Rosensaft, whose parents were inmates at Auschwitz and whose grandparents and brother were gassed there, added that “it makes no sense to obfuscate valid concerns about historical and present-day Polish anti-Semitism by suggesting that Poles rather than Germans bear responsibility for the evil that was Auschwitz.”

Complicating the issue is the feeling among non-Jewish Poles that their own victimization by the Nazis has been ignored as world attention has focused on the Holocaust.

During the war, Poles were both martyrs — the Nazis labeled them “subhumans” — and victimizers, because some of them were involved in anti-Semitic acts before, during and after World War II.

Dr. Maram Stern, deputy secretary-general of the World Jewish Congress, accused Poland recently of trying whitewash history with the proposed change.

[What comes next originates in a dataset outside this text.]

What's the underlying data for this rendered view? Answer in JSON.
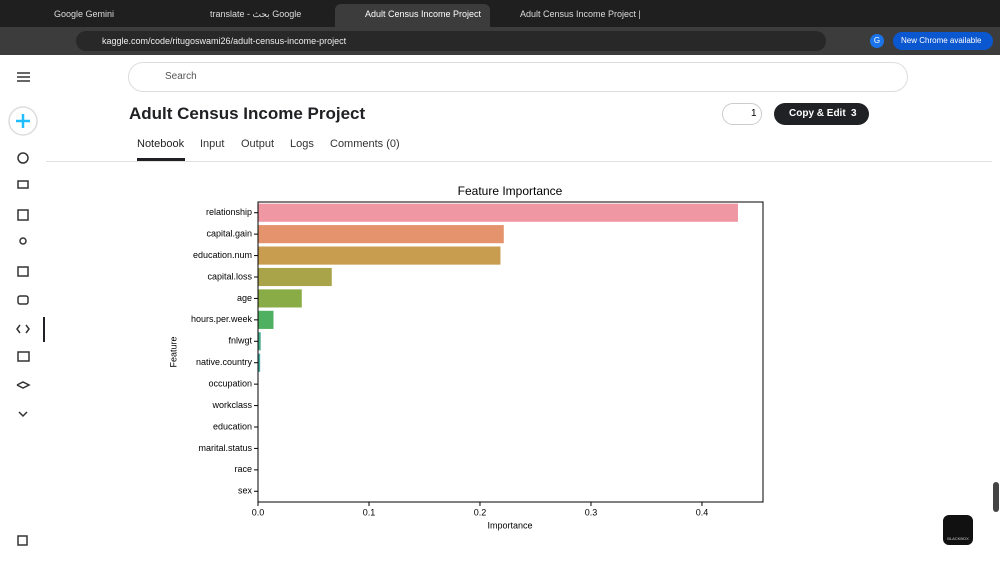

Stern says that although the death camp was built by Germany, everybody in the region knew about its existence, and workers were recruited from neighboring Polish villages.

This latter claim has been denied by the Polish government, and academics also have challenged it.

An official with the Auschwitz museum strongly criticized Stern’s comments.

“It is a pity that people from the World Jewish Congress [WJC], an organization whose name suggests that it represents the opinion of Jews living all over the world, say something which is totally absurd. The WJC statement testifies to Mr. Maram Stern’s complete ignorance,” said Karoslaw Mensfeld, a spokesman for the State Museum of Auschwitz.

Israel Gutman, Yad Vashem’s chief historian, would go even further with the name revision. He said the name proposed by Warsaw “does not fully convey what really happened in this place.”

“I appeal to the Polish government [that] the phrase ‘site of the mass murder of Jews’ be inserted into the camp’s name. The full historical truth cannot be concealed,” he wrote in a column for Poland’s Dziennik newspaper last Friday.

Gutman’s proposal was immediately attacked by the Polish historian Wladyslaw Bartoszewski, a former Auschwitz prisoner who favors Poland’s proposal.

Gutman’s suggestions “would demand an additional commentary,” because it is “not completely true,” said Bartoszewski, a former foreign minister who was a member of the anti-Nazi Resistance.

He noted that along with Jews, 22,000 Romani, 15,000 Soviet prisoners and 80,000 Polish Christians were murdered in Auschwitz, a fact no single name could possibly convey.

Meanwhile, Marek Edelman, the last surviving leader of the 1943 Warsaw Ghetto Uprising by Jews against the Nazis, said he believes the notion of changing Auschwitz’s official name is “absurd.”

Edelman’s comments came as Jews and the government commemorated the anniversary of the uprising April 19.

“The only thing it does is to cause conflicts and disputes that should not exist,” he said.